The news conference was called by a coalition of groups, including the Religious Coalition for Abortion Rights, to which 13 Jewish organizations belong.

It featured Sens. Barbara Boxer (D-Calif.), Dianne Feinstein (D-Calif.), Barbara Mikulski (D-Md.), Carol Moseley-Braun (D-III.) and Patty Murray (D-Wash.). Mikulski, Murray and Feinstein serve on the Appropriations Committee.

“The press conference was about the fact that even though abortion is a legal health service in this country, there is a two-tier system,” said Sammie Moshenberg, Washington representative for the National Council of Jewish Women, which belongs to the Religious Coalition.

She said that poor women and some others are “essentially barred from having this legal procedure because the funding has been cut off.”

‘A LONG WAY TO GO’

Mark Pelavin, Washington representative for the American Jewish Congress, which also belongs to the coalition, said his group is in complete accord with the five senators and that Robert Lifton, the group’s president, had sent a letter to the Senate Appropriations Committee urging that the restrictive language be dropped.

“Funding issues are of paramount importance to women across the country. Otherwise, we provide poor women, federal employees and others with nothing but a hollow promise of a right” exercised by others, Pelavin said.

Ginsburg’s remarks on abortion were made in response to questioning from Sen. Hank Brown (R-Colo.).

She has written and spoken out on the abortion issue before and has criticized the sweeping nature of the high court’s landmark Roe vs. Wade ruling legalizing abortion.
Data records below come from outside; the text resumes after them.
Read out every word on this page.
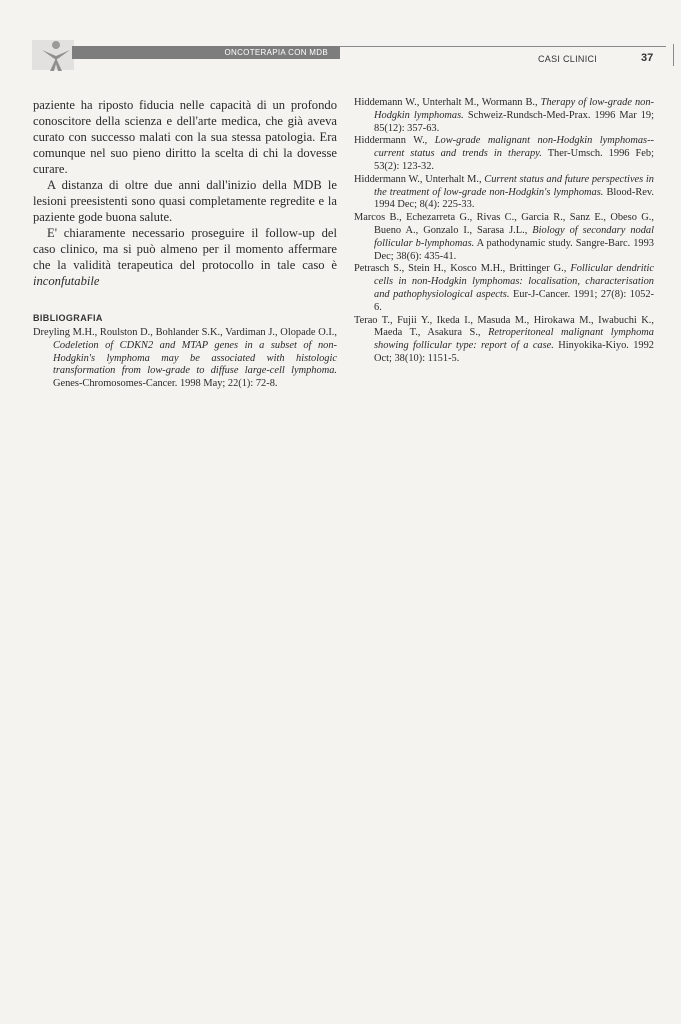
ONCOTERAPIA CON MDB
CASI CLINICI	37

paziente ha riposto fiducia nelle capacità di un profondo conoscitore della scienza e dell'arte medica, che già aveva curato con successo malati con la sua stessa patologia. Era comunque nel suo pieno diritto la scelta di chi la dovesse curare.

A distanza di oltre due anni dall'inizio della MDB le lesioni preesistenti sono quasi completamente regredite e la paziente gode buona salute.

E' chiaramente necessario proseguire il follow-up del caso clinico, ma si può almeno per il momento affermare che la validità terapeutica del protocollo in tale caso è inconfutabile

BIBLIOGRAFIA

Dreyling M.H., Roulston D., Bohlander S.K., Vardiman J., Olopade O.I., Codeletion of CDKN2 and MTAP genes in a subset of non-Hodgkin's lymphoma may be associated with histologic transformation from low-grade to diffuse large-cell lymphoma. Genes-Chromosomes-Cancer. 1998 May; 22(1): 72-8.

Hiddemann W., Unterhalt M., Wormann B., Therapy of low-grade non-Hodgkin lymphomas. Schweiz-Rundsch-Med-Prax. 1996 Mar 19; 85(12): 357-63.

Hiddermann W., Low-grade malignant non-Hodgkin lymphomas--current status and trends in therapy. Ther-Umsch. 1996 Feb; 53(2): 123-32.

Hiddermann W., Unterhalt M., Current status and future perspectives in the treatment of low-grade non-Hodgkin's lymphomas. Blood-Rev. 1994 Dec; 8(4): 225-33.

Marcos B., Echezarreta G., Rivas C., Garcia R., Sanz E., Obeso G., Bueno A., Gonzalo I., Sarasa J.L., Biology of secondary nodal follicular b-lymphomas. A pathodynamic study. Sangre-Barc. 1993 Dec; 38(6): 435-41.

Petrasch S., Stein H., Kosco M.H., Brittinger G., Follicular dendritic cells in non-Hodgkin lymphomas: localisation, characterisation and pathophysiological aspects. Eur-J-Cancer. 1991; 27(8): 1052-6.

Terao T., Fujii Y., Ikeda I., Masuda M., Hirokawa M., Iwabuchi K., Maeda T., Asakura S., Retroperitoneal malignant lymphoma showing follicular type: report of a case. Hinyokika-Kiyo. 1992 Oct; 38(10): 1151-5.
But her criticisms are seen as within the range of prochoice opinions.

Moshenberg praised Ginsburg but added that abortion rights supporters “have a long way to go, even with Ginsburg.”

And Pelavin said that one of the biggest abortion fights would probably emerge later this year, in the upcoming debate over whether abortions would be covered under the Clinton health care reform package.